Plus qu'aucun d'entre nous, il s'est plongé dans les œuvres de nos grands écrivains, anciens et modernes, jusqu'à éprouver le besoin d'aller se rendre compte sur place et par lui-même, en Algérie, pour percevoir les sensations, paysages, odeurs et scènes de la vie qui avaient inspiré ces auteurs et sentir les effluves encore tièdes des drames qui déchirèrent le pays et ses habitants.
Sachant que Wolf Albes est docteur en littérature, on pouvait s'attendre à ce que l'ouvrage qu'il nous offre aujourd'hui fut une étude sérieuse, étayée par de solides références et j'avoue que lorsqu'il m'a annoncé qu'il allait traduire et publier sa thèse de doctorat, j'ai craint de me trouver confronté à un travail académique, froid et ennuyeux.
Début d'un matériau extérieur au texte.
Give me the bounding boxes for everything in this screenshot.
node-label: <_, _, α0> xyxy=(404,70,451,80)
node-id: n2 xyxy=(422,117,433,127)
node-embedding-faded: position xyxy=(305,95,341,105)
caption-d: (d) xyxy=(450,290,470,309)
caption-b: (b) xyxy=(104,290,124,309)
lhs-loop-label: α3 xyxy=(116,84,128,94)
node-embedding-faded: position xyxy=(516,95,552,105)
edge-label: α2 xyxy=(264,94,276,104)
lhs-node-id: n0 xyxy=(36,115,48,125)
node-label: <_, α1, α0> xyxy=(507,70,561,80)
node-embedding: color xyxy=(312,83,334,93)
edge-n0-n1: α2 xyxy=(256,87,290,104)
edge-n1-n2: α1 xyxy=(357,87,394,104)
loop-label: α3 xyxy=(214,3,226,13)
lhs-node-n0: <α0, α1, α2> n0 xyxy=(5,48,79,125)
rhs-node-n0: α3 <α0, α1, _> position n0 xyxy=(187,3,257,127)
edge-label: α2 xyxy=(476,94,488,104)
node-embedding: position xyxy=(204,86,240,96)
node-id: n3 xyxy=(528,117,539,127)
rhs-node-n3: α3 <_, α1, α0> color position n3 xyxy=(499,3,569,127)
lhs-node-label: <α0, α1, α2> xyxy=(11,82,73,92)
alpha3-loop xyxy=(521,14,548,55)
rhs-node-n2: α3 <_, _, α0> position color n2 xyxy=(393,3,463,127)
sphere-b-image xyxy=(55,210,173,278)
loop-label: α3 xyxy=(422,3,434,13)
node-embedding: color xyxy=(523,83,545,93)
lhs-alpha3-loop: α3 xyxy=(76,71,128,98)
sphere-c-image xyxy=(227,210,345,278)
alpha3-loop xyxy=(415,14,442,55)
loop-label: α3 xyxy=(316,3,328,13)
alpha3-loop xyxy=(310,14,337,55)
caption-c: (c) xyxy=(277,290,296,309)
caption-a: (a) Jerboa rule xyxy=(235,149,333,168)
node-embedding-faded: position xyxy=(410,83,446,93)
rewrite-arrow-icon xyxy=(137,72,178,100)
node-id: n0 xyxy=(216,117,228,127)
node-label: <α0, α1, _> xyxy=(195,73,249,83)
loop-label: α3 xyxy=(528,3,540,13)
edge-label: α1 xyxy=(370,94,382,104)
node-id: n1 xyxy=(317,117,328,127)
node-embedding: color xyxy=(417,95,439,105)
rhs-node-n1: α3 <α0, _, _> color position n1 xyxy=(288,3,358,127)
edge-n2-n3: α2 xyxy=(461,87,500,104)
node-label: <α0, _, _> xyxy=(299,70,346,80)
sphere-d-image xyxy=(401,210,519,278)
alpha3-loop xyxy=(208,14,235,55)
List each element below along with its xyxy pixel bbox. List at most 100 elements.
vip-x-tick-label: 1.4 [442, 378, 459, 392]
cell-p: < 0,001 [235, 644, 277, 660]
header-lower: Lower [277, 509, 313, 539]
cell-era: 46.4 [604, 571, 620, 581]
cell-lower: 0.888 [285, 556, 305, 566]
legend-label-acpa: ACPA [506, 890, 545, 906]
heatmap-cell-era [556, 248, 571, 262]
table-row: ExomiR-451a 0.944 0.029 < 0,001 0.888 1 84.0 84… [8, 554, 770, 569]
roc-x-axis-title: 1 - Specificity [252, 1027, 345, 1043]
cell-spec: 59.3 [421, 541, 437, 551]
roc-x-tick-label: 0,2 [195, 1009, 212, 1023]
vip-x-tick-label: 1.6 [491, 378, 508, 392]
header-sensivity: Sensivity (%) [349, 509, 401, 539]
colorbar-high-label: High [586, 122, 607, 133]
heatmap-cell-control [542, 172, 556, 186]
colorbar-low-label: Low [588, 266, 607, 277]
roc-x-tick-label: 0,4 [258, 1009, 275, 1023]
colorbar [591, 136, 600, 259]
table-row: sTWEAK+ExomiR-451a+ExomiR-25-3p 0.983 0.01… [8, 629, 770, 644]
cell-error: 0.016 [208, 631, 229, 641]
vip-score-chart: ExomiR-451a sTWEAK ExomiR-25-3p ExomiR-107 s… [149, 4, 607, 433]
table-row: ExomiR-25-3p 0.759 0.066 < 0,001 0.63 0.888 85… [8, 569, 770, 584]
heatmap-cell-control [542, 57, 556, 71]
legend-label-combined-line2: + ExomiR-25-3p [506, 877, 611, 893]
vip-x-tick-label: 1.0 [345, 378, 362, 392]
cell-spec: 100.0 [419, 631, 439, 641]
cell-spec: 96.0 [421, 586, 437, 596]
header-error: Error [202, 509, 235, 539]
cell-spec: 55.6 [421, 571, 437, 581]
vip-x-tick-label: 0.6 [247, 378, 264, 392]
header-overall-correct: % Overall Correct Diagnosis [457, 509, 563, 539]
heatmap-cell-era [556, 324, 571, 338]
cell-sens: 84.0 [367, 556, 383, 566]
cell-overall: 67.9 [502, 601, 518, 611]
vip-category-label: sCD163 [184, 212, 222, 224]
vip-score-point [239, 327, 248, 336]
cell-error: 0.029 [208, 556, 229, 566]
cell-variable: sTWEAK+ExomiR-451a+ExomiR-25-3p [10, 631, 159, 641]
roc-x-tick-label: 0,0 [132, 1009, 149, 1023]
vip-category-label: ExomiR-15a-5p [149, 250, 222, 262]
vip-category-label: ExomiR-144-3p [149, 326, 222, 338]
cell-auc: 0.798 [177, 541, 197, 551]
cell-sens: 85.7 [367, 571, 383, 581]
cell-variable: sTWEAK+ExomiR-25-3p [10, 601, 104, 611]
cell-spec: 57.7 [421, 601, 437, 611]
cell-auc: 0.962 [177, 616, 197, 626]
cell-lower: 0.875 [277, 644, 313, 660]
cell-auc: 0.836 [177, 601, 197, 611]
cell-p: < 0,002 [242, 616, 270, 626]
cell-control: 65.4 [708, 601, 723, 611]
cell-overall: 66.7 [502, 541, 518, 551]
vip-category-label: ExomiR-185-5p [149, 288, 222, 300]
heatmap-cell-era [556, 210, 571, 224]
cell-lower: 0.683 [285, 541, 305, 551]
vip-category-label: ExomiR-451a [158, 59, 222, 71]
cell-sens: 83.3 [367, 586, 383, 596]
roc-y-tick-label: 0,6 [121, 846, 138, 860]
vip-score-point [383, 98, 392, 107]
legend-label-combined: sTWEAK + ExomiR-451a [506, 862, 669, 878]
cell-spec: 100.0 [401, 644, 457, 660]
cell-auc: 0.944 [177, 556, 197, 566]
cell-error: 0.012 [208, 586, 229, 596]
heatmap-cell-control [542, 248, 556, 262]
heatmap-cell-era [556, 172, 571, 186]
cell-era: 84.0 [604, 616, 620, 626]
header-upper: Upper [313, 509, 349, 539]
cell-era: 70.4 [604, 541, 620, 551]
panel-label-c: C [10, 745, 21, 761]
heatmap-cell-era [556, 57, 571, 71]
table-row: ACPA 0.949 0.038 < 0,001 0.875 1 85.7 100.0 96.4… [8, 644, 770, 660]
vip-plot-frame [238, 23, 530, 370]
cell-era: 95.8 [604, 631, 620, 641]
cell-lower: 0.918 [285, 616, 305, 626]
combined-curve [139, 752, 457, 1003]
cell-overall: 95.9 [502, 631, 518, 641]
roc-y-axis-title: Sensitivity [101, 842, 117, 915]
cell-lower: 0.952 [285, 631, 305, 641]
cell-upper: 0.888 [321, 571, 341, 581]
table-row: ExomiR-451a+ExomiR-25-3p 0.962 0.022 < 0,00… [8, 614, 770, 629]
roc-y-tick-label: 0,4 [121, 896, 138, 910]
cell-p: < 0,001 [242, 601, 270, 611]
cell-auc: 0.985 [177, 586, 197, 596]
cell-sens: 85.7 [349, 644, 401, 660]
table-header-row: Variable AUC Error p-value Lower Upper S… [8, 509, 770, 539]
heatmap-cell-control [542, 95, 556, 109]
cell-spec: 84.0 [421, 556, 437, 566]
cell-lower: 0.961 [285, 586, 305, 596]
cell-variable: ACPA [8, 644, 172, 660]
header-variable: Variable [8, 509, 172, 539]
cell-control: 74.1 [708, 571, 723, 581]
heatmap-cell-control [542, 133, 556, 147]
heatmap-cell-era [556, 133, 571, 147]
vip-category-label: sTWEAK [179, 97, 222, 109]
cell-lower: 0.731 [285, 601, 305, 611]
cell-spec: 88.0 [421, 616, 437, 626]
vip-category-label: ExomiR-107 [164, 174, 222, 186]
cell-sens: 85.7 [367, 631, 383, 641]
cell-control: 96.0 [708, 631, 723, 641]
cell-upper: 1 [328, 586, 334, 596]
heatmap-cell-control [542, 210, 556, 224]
Mais c'était sous-estimer Wolf car si ce livre constitue un travail universitaire inégalé et de grande qualité, le mérite de son auteur est ailleurs et il est double. D'abord par le choix d'un sujet, Les écrivains pieds-noirs et la guerre d'Algérie, auquel bien peu de gens, en France, ont eu l'honnêteté de s'intéresser tant l'histoire et la culture des Pieds-Noirs demeurent un sujet tabou ou un simple objet de dérision, de caricature ou de mépris. Ensuite, parce que Wolf a parfaitement compris l'âme pied-noir et la nature profonde des relations qui unissaient les Européens et les autochtones d'Algérie, et ceux-ci avec les « Français de France ».
J'ai d'abord pensé que le fait qu'il ne soit pas français lui avait donné cette objectivité. Cela ne suffit pas car le rouleau compresseur de l'idéologie politiquement correcte n'est pas une spécialité exclusivement française. Il écrase aussi nos voisins européens.
Mais surtout, la façon dont Wolf a su explorer tous les recoins de cette âme pied-noir, ses valeurs, ses qualités et ses défauts, même les moins perceptibles, dénote une rare capacité « d'intelligence de l'autre ». Je crois pouvoir dire qu'il connaît les Pieds-Noirs mieux que beaucoup d'entre eux se connaissent eux-mêmes.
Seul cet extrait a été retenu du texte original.